Premium
Prognostic model to predict outcomes in nonsmall cell lung cancer patients treated with gefitinib as a salvage treatment
Author(s) -
Jae Park Min,
Lee Jeeyun,
Hong Jung Yong,
Choi Moon Ki,
Yi Joon Ho,
Lee Su Jin,
Oh Suk Joong,
Ahn Jin Seok,
Park Keunchil,
Ahn Myung Ju
Publication year - 2009
Publication title -
cancer
Language(s) - English
Resource type - Journals
SCImago Journal Rank - 3.052
H-Index - 304
eISSN - 1097-0142
pISSN - 0008-543X
DOI - 10.1002/cncr.24151
Subject(s) - medicine , gefitinib , confidence interval , hazard ratio , lung cancer , gastroenterology , performance status , oncology , white blood cell , proportional hazards model , multivariate analysis , chemotherapy , cancer , epidermal growth factor receptor
BACKGROUND: A prognostic model based on clinical parameters for nonsmall cell lung cancer (NSCLC) patients treated with gefitinib (250 mg/day) as a salvage therapy was devised. METHODS: Clinical data regarding a total of 316 metastatic or recurrent NSCLC patients who were treated with gefitinib were analyzed.
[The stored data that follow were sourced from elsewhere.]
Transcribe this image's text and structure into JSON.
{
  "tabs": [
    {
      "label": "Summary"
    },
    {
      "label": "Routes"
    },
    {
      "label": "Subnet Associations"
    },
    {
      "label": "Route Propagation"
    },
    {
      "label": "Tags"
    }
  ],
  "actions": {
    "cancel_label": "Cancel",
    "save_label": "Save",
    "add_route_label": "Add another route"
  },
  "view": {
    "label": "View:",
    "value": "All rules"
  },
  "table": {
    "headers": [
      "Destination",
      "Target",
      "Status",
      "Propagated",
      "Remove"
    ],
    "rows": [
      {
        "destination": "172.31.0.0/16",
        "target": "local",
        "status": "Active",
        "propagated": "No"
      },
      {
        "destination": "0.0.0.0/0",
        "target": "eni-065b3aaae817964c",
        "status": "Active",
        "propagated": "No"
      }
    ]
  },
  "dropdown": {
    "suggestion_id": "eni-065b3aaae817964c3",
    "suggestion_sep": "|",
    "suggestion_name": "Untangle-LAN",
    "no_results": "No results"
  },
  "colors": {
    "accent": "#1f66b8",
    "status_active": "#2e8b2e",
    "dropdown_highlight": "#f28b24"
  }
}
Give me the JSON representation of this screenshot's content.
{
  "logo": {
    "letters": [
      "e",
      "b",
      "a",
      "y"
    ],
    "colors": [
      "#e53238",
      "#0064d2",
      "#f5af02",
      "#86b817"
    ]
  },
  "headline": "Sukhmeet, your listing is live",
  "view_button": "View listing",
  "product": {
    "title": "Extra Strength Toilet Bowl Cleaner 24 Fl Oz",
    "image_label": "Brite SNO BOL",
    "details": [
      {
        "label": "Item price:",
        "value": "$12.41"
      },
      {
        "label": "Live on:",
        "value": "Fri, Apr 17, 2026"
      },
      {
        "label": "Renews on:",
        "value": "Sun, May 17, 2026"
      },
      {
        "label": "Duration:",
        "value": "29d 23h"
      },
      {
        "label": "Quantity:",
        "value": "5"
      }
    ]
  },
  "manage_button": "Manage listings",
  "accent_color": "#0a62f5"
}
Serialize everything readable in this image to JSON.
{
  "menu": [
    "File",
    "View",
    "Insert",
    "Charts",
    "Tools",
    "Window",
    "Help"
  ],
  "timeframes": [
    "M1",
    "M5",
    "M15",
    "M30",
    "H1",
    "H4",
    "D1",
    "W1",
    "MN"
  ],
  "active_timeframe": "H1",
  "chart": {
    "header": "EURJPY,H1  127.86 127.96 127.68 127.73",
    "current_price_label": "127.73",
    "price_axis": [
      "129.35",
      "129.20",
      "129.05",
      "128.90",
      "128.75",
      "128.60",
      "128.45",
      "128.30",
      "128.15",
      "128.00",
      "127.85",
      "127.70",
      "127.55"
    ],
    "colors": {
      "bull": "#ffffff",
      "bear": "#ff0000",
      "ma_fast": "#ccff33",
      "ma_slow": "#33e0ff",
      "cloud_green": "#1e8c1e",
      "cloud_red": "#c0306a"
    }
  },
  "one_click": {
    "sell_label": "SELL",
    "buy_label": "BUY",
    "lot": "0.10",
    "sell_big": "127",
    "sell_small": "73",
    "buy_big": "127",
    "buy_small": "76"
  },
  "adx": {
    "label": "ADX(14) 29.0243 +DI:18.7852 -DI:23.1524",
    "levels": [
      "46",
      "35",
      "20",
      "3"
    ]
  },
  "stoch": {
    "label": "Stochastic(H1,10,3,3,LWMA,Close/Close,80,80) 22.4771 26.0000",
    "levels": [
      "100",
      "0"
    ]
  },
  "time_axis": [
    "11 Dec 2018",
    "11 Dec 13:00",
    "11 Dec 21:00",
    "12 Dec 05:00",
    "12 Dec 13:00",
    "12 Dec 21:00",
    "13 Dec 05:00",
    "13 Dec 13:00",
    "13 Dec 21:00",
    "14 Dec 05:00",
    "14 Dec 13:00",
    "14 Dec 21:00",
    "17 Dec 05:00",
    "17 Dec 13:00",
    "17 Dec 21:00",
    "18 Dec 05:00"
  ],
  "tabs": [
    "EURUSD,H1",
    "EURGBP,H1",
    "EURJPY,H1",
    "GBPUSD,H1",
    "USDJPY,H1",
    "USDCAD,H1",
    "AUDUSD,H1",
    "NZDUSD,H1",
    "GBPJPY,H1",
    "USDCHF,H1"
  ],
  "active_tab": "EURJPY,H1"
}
RESULTS: Poor prognostic factors for overall survival (OS) by multivariate analysis were an Eastern Cooperative Oncology Group (ECOG) performance status of 2 to 3 (hazards ratio [HR] of 2.07; 95% confidence interval [CI], 1.57‐2.73 [ P < .001]), the presence of intra‐abdominal metastasis (HR of 1.76; 95% CI, 1.33‐2.34 [ P < .001]), elevated serum alkaline phosphatase (HR of 1.50; 95% CI, 1.13‐2.00 [ P = .005]), time interval from diagnosis to gefitinib therapy of ≤12 months (HR of 1.48; 95% CI, 1.12‐1.95 [ P = .005]), low serum albumin (HR of 1.45; 95% CI, 1.09‐1.92 [ P = .009]), progression‐free interval for previous chemotherapy of ≤12 weeks (HR of 1.40; 95% CI, 1.0‐1.84 [ P = .015]), white blood cell >10,000/μL (HR of 1.38; 95% CI, 1.02‐1.85 [ P = .032]), and ever‐smoker (HR of 1.33; 95% CI, 1.02‐1.75 [ P = .033]). Of the 272 patients applicable to this prognostic model, 41 patients (15%) were categorized as a good prognosis group (0‐1 risk factors), 100 patients (37%) as an intermediate prognosis group (2‐3 risk factors), 81 patients (30%) as a poor prognosis group (4‐5 risk factors), and 50 patients (16%) as a very poor prognosis group (≥6 risk factors). The median OS from the time of gefitinib treatment for the good, intermediate, poor, and very poor prognosis groups were 18.0 months, 11.2 months, 4.0 months, and 1.3 months, respectively ( P < .001). CONCLUSIONS: This prognostic model based on easily available clinical variables would be useful to identify patients who might derive more benefit from gefitinib treatment and to make decisions in clinical practice. Cancer 2009. © 2009 American Cancer Society.